As a way to raise awareness for his new team and the league he hoped to build (which coincided with the 50th anniversary of the opening of the Terminal Tower), Stepien had the bright idea of throwing softballs off the Tower to players on his Competitors softball team. It’s a miracle someone didn’t get killed. As his players tried to catch the streaking projectiles, the onlookers in the crowd were unwittingly in the line of fire. One was grazed by a softball, and another woman suffered a broken wrist. One ball crashed through a car windshield. The problem was that there was no telling where the balls, traveling at 144mph, were going to end up (sort of a microcosm for Stepien’s attempts at flinging draft picks into the abyss and hoping they landed him something good).
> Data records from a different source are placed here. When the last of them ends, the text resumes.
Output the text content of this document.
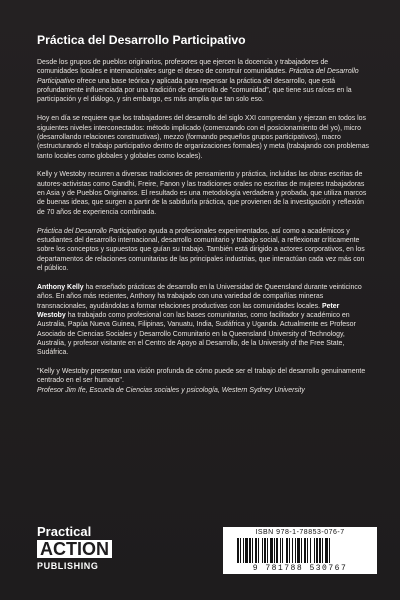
Práctica del Desarrollo Participativo

Desde los grupos de pueblos originarios, profesores que ejercen la docencia y trabajadores de comunidades locales e internacionales surge el deseo de construir comunidades. Práctica del Desarrollo Participativo ofrece una base teórica y aplicada para repensar la práctica del desarrollo, que está profundamente influenciada por una tradición de desarrollo de "comunidad", que tiene sus raíces en la participación y el diálogo, y sin embargo, es más amplia que tan solo eso.

Hoy en día se requiere que los trabajadores del desarrollo del siglo XXI comprendan y ejerzan en todos los siguientes niveles interconectados: método implicado (comenzando con el posicionamiento del yo), micro (desarrollando relaciones constructivas), mezzo (formando pequeños grupos participativos), macro (estructurando el trabajo participativo dentro de organizaciones formales) y meta (trabajando con problemas tanto locales como globales y globales como locales).

Kelly y Westoby recurren a diversas tradiciones de pensamiento y práctica, incluidas las obras escritas de autores-activistas como Gandhi, Freire, Fanon y las tradiciones orales no escritas de mujeres trabajadoras en Asia y de Pueblos Originarios. El resultado es una metodología verdadera y probada, que utiliza marcos de buenas ideas, que surgen a partir de la sabiduría práctica, que provienen de la investigación y reflexión de 70 años de experiencia combinada.

Práctica del Desarrollo Participativo ayuda a profesionales experimentados, así como a académicos y estudiantes del desarrollo internacional, desarrollo comunitario y trabajo social, a reflexionar críticamente sobre los conceptos y supuestos que guían su trabajo. También está dirigido a actores corporativos, en los departamentos de relaciones comunitarias de las principales industrias, que interactúan cada vez más con el público.

Anthony Kelly ha enseñado prácticas de desarrollo en la Universidad de Queensland durante veinticinco años. En años más recientes, Anthony ha trabajado con una variedad de compañías mineras transnacionales, ayudándolas a formar relaciones productivas con las comunidades locales. Peter Westoby ha trabajado como profesional con las bases comunitarias, como facilitador y académico en Australia, Papúa Nueva Guinea, Filipinas, Vanuatu, India, Sudáfrica y Uganda. Actualmente es Profesor Asociado de Ciencias Sociales y Desarrollo Comunitario en la Queensland University of Technology, Australia, y profesor visitante en el Centro de Apoyo al Desarrollo, de la University of the Free State, Sudáfrica.

"Kelly y Westoby presentan una visión profunda de cómo puede ser el trabajo del desarrollo genuinamente centrado en el ser humano".
Profesor Jim Ife, Escuela de Ciencias sociales y psicología, Western Sydney University

Practical
ACTION
PUBLISHING
ISBN 978-1-78853-076-7
9 781788 530767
As seen in the above clip, while speaking to Channel 5 News outside his Competitors Club restaurant, Stepien assumed no blame for putting the public in danger. Stepien answered some pointed questions from Channel 5, before sneaking in a shameless plug at the end for Cavalier ticket sales.

Sadly for Stepien, the Cleveland Competitors’ league only lasted through the 1980 season. Fortunately for the Cavs and their fans, Stepien’s rule of chaos was almost as short-lived.